La noche de la triple turca
Era la primera vez que pasaba la noche en la casa de ella y para entonces, a pesar de ser novatos, veníamos acelerados en la cuestión.
La mano vino así: yo estaba en mi pieza cuando Cosa me pegó el llamado y me compró con milanesas, papas fritas y lo otro, aquello que las minas venden, con suspenso, para darle sentido mágico y caprichoso a la vida.
Cuestión que llego a lo de ella bien empilchado, aunque, sobre todo, cómodo. Es decir, con ropa que no dé ganas de cagarse.
No va que, apenas entro, me cierra la puerta y dice: “Me vino”. Entonces, dudé: “¿Qué carajo le vino?”. Y razoné: “Ah, el caudal rojo”. Mas dije: “No importa, mi amor. Vine para charlar de tus cosas y a que me cuentes sobre múltiples bebés”.
Pues bien, que la tipa se había portado con las milanesas, que venían con servilleta abajo, detalle importante que demuestra amor y que, en consecuencia, diferencia a las novias de las nadies.
Comimos
Y no pasó mucho hasta que prendimos el Mario. Le ganamos hasta tarde, acostados. Llegamos a un nivel lleno de tortugas y la mina me apoya el culo mientras lo mueve en vaivén. “Dejame saltar, che, que se me va la tortuga”, le digo. Me estaba quedando un poco dormido, además.
Yo pensaba:
“Mirá qué copada. Pretende tener sexito. Garchar. Con sangre. QUIERE GARCHAR CON SANGRE. Oh, Dios mío, vamos a coger con ríos de sangre. Amor bordó. Torrente púrpura. Sangre seca que raspa sobre mí. Jesucristo, no, por favor”. Entonces, clavé cara de orto: “Salí de acá, mujer”.
Pero, no
Ahí, la mina levanta su vestido y se corre la tanga como cinco centímetros a la izquierda.

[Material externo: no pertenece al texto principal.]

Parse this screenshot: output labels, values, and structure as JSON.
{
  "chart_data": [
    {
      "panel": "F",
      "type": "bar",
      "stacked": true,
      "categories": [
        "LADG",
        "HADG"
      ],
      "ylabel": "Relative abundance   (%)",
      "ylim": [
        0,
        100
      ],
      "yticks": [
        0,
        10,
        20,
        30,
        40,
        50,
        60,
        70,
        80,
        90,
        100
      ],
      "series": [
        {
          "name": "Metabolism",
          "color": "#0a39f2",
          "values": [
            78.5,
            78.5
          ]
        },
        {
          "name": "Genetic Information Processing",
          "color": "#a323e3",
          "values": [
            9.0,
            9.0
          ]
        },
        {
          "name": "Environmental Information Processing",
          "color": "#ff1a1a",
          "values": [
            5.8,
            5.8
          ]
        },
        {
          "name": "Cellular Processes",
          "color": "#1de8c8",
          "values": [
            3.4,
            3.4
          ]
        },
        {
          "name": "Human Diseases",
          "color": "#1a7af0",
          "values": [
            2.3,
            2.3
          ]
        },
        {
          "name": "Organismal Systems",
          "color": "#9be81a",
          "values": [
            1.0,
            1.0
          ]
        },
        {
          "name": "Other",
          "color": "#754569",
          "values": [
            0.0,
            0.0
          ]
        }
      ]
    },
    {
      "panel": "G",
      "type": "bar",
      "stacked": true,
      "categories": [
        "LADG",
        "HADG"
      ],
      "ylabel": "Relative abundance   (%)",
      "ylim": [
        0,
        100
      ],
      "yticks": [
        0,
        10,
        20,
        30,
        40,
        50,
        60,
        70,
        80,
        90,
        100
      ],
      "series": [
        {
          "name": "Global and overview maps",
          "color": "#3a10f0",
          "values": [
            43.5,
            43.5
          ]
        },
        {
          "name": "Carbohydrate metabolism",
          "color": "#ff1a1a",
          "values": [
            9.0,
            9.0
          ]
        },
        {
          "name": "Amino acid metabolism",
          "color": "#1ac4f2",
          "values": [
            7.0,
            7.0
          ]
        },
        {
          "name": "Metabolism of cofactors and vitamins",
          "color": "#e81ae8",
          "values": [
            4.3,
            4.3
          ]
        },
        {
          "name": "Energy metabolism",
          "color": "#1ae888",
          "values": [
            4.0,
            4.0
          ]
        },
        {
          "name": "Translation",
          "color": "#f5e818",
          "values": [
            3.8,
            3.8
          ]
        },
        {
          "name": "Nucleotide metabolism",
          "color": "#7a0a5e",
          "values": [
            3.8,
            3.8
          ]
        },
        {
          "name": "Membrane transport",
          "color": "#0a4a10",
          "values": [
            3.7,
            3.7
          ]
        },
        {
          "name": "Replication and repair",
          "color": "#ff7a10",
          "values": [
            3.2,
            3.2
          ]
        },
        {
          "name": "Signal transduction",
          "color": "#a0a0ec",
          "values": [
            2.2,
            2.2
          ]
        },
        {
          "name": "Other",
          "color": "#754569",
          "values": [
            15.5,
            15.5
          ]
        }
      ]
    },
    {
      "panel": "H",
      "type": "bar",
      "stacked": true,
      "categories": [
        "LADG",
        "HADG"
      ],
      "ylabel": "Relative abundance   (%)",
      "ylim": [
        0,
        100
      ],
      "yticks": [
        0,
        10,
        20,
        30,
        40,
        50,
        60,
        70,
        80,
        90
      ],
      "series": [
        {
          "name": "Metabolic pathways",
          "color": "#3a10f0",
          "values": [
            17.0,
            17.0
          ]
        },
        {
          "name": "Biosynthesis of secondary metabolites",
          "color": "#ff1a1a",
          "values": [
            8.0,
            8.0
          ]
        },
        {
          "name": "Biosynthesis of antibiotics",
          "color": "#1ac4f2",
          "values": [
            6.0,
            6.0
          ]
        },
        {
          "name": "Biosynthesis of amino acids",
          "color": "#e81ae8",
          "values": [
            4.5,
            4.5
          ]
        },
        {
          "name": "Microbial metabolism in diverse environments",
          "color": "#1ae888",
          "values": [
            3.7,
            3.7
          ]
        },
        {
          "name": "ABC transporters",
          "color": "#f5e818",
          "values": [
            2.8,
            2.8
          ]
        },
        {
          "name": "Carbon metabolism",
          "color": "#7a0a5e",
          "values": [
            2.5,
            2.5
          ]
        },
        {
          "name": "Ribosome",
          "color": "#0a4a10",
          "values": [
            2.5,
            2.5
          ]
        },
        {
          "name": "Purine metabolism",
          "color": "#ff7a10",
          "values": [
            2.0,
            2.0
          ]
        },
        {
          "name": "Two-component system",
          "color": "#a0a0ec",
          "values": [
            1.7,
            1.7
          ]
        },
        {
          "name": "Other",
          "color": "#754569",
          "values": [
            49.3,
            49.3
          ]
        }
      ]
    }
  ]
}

Se me sienta y yo, aun, todo cerrado: medio puto. Por suerte, las mujeres saben bailar. En la vida, danzan ante cualquier cosa, esquivan y pilotean. Menos mal. Bueno, cuestión que la pendeja se arranca el vestido, se queda en pelotas y se me arrima. Yo pienso: “Tetas”. Mas digo: “Quiero jugar, mujer de tetas enormes, que se me cae el Mario”. Y ya no pienso. Tal es así que esa noche obtuve mi primera turca. Y la segunda. Y otra.
Al otro día
Se pone el uniforme del laburo y me dice: “Mirá: ¿te gusta?”. Y claro, que nunca la había visto con el coso puesto. “Qué bien”, pienso o digo, qué sé yo. Me trae el desayuno y se le cae una gota de café sobre la blusa; pobre. Se preocupa, me mira y sonríe. Sonríe; no lo puedo creer. Es feliz.
Así, se va a trabajar, no sin antes pedirme que me quede todo el día ahí, que la espere hasta la tarde, que la abuela está en el piso de abajo, pero no sube. “Ni en pedo”, pienso. Y me voy a la mierda.
Comúnmente, relato aquella noche como la de la triple turca. Lo cierto es que, para adentro, recuerdo la sonrisa del café.